Preparing for the sale this year posed unique challenges. Last year, Amy Herron’s middle son, Gabe, showed a goat in 4-H for the first time. This year, her youngest, Ben, also has a goat he is selling.
Earlier this week, the Herrons, from Imbler, set up to shave their Boer goats — 12-year-old Gabe’s goat is named Timmy, while 10-year-old Ben has Jimmy. Amy said last year, they learned in person how to trim the animal when Gabe prepped to show his goat for the first time.
But with the social distancing measures, they spent a lot of time watching videos online for refreshers on what the show animals needed to look like.
“(Last year) we had people actually able to help us through the process. They could come and show us what we needed to do,” Herron said. “Not having people be able to come and show us has been a big difference this time. This year I have to try to remember what we did last year, and like I said we’ve watched a lot of videos, made a lot of phone calls, emailed, texted a lot of people (asking), ‘How do I do this again?’”
Herron trimmed the first goat, Timmy, herself Monday, then on Tuesday showed her sons what she did while they took turns shaving a side of the second animal, Jimmy. She also took care of the trouble areas such as the legs — the animal’s “socks” are to be left untrimmed, she said — tail, neck and face.
“You leave from their ankles and knees down basically, and then you’re supposed to leave that flag on their tail. That’s what all the videos have told us,” Herron said.
The family said Timmy had a tough go Monday, so Tuesday they kept him nearby while Jimmy went under the shears.
“This goat was freaking out,” Ben Herron said. “That one was, too.”
It worked out, though, as the animal rarely flinched during the hour-plus long process.
“Yeah, someone who knows what they’re doing could probably do it faster,” Amy Herron said with a laugh.
Ben Herron seemed to enjoy his turn.
“I actually like this,” he said while he worked on his goat’s right side. “This is fun. You’re getting a haircut, bro.”
The 10-year-old spent the latter part of the process while his brother took a turn and his mom did touch-up work holding the goat in the instances it did get jumpy.
“Hey, buddy, it’s alright,” he said to Jimmy.
“It was interesting,” Ben said at the conclusion of the trim. “It was weird, I’m not used to cutting hair. It was kind of fun.”
All that remains is cleaning up the animals, weighing, filming and sending in the details.
Amy Herron said both animals are about 85 pounds, and by the time of the sale “should be about perfect.” Goats must weigh in between 75-130 pounds.
“It’s stressful, trying to read through everything and make sure you don’t miss something,” she said. We’ve watched so many videos.”
She commended her sons for their work in taking care of the animals even during the unusual lead-up to an even more unusual sale.
“It’s fun, but it is stressful,” she said. “There were times this year when I was thinking why did we do this? The guys have done a good job.”
Buyers — who Friday will be able to register on the same site — will be able to see the orders of the entries so they can jump on to bid rather than wait through the entire auction.
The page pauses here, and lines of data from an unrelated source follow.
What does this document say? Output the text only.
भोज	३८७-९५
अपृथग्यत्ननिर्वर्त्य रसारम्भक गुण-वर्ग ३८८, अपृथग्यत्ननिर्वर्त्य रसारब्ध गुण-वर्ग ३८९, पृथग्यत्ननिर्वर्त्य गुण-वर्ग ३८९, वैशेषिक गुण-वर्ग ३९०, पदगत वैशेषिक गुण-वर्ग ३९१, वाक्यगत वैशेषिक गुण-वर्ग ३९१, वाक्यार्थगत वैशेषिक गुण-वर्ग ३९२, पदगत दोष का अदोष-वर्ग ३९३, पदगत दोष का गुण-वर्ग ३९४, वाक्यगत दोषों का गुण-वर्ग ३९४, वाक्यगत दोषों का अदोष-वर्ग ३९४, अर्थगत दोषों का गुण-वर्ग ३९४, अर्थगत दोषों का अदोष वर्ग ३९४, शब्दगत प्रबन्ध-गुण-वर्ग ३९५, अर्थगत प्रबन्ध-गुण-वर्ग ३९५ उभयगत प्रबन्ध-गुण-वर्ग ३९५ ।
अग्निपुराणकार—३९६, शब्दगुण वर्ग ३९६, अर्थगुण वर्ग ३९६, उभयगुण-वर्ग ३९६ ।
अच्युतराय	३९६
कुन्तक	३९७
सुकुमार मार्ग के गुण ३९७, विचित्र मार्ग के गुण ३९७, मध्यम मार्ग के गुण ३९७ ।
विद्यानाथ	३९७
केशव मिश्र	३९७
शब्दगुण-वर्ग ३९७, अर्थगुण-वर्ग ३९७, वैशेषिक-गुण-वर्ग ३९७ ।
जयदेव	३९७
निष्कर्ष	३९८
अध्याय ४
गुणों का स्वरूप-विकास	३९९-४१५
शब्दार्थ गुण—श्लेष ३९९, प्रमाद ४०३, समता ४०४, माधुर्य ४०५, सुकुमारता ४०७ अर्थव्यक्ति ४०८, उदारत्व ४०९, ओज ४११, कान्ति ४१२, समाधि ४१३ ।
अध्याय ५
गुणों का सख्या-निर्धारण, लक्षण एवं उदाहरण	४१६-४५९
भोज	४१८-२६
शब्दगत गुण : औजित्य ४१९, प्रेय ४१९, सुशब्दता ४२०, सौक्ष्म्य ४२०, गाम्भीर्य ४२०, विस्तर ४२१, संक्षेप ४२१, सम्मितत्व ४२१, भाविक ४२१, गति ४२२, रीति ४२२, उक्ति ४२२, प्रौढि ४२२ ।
“You can kind of know what time of day kids will be showing,” Smith said.
Smith also said buyers will be able to give “add-ons” — extra money outside of the sale — but they don’t have to wait until auction day.
“That option can be done ahead of the auction,” she said.
She also spoke with optimism on how she believes the sale will go, noting that even during an unprecedented time and downturn, businesses want to back the youth of the community.
“I think it’s going to go well,” Smith said. “All of us on the auction committee, the chair sub-committee, they are also getting calls. People want to know how to support kids. People are worrying about making sure the kids are supported.”